The plot to get Singaporeans gardening and harvesting is off to a flying start.
Two days after the National Parks Board (NParks) announced it was making available 330 allotment garden plots, all have been snapped up.
Gardening enthusiasts formed long snaking queues around the Allotment Garden Booth at the second Community Garden Festival in HortPark last weekend. By the end of Sunday, all 110 plots in Punggol Park, 60 in Clementi Woods Park, and 160 in HortPark were taken up.
The 2.5 sq m plots allow gardeners of any skill level to grow their own plants, with soil and water provided by NParks. Individuals simply need to provide their own seeds and tools.
One household is entitled to one plot, costing $57 a year. Leases are for three years.
Housewife Kelly Orozco is eagerly waiting for the upcoming opening of allotment garden plots in Bishan-Ang Mo Kio Park.
NParks plans to open 70 plots there by the middle of next month, which the public can sign up for on its website or at the park's site office.

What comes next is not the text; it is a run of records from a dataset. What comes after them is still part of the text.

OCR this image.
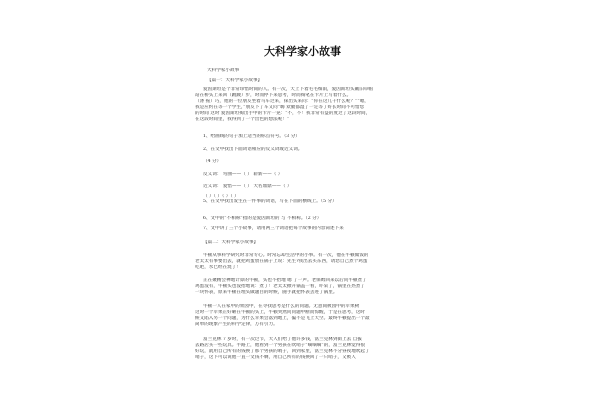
大科学家小故事
大科学家小故事
【篇一：大科学家小故事】
爱因斯坦是个非常珍惜时间的人。有一次，天上下着毛毛细雨，爱因斯坦头戴旧草帽
站在桥头上来回（踱踱）步，时而停下来思考，时而掏笔在卡片上写着什么。
（涤 振）巧，他的一位朋友坐着马车过来，探出头来问：“你在这儿干什么呢？”“嗯，
我是应约在等一个学生，”朋友下了车又问“嗨 欢腿都湿了一定等了好长时间不可惜您
的时间 这时 爱因斯坦掏出手中的卡片一晃：“不，不！我非常有益的度过了这段时间，
在这段时间里，我得到了一个出色的想法呢！”
1、给画线的句子加上适当的标点符号。（3 分）
2、在文中找出下面词语相应的反义词或近义词。
（4 分）
反义词： 弯曲——（ ） 崭新——（ ）
近义词： 爱惜——（ ） 大名鼎鼎——（ ）
（ ）（ ）（ ）（ ）
5、在文中找出发生在一件事的词语，写在下面的横线上。（5 分）
6、文中的“不相称”指的是爱因斯坦的 与 不相称。（2 分）
7、文中讲了三个小故事，请用两三个词语把每个故事的内容简述下来
【篇二：大科学家小故事】
牛顿从事科学研究时非常专心。时常忘却生活中的小事。有一次，他在牛顿做饭的
老太太有事要出去，就把鸡蛋放在锅子上说：先生?我出去买东西，请您自己煮个鸡蛋
吃吧，水已经在烧了！
正在聚精会神地计算的牛顿，头也不抬地 嗯 了一声。老保姆回来以后问牛顿煮了
鸡蛋没有，牛顿头也没抬地说：煮了！老太太掀开锅盖一看，吓呆了，锅里在热煮了
一块怀表，原来牛顿在埋头做题目的时候，随手就把怀表丢进了锅里。
牛顿一人在家中的果园中，在寻找思考是什么的问题。无意间被园中的苹果树
这时一个苹果正好砸在牛顿的头上，牛顿突然问问题中断而惊醒，于是在思考，这时
候又陷入另一个问题，为什么苹果会落到地上，偏不是飞上天空。最终牛顿提出一个最
简单的现象产生的科学定律，万有引力。
富兰克林 7 岁时，有一次过节，大人们给了他许多钱，富兰克林到街上去 自拔
去路店买一些玩具。半路上，他看到一个男孩在吹哨子“嘀嘀嘀”的，富兰克林觉得很
好玩，就用自己所有的钱换了那个男孩的哨子，回到家里，富兰克林不分昼夜地吹起了
哨子，这下可以说他一直一文钱不剩，用自己所有的钱换回了一只哨子，又被人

The 53-year-old housewife, who lives in Toa Payoh, has her own garden at the back of her first-floor HDB flat. But her plants, especially the edibles, sometimes get stolen by neighbours or eaten by pests.
"I want to have the freedom to plant what I want, without it getting stolen," she said.
The allotment gardens are considered "a novelty" to her in land-scarce Singapore. "Gardening helps me destress, so the individual lots will be very useful to me," she said.
The allotment gardening scheme aims to increase spaces provided to garden and promote edible gardening, in line with NParks' Edible Horticulture Masterplan.
The plan taps the hot trend of planting edibles: 80 per cent of over 1,300 NParks' public estate community gardens grow their own fruits and vegetables.
The public can expect more than 1,000 allotment garden plots in 11 parks across the island by 2019.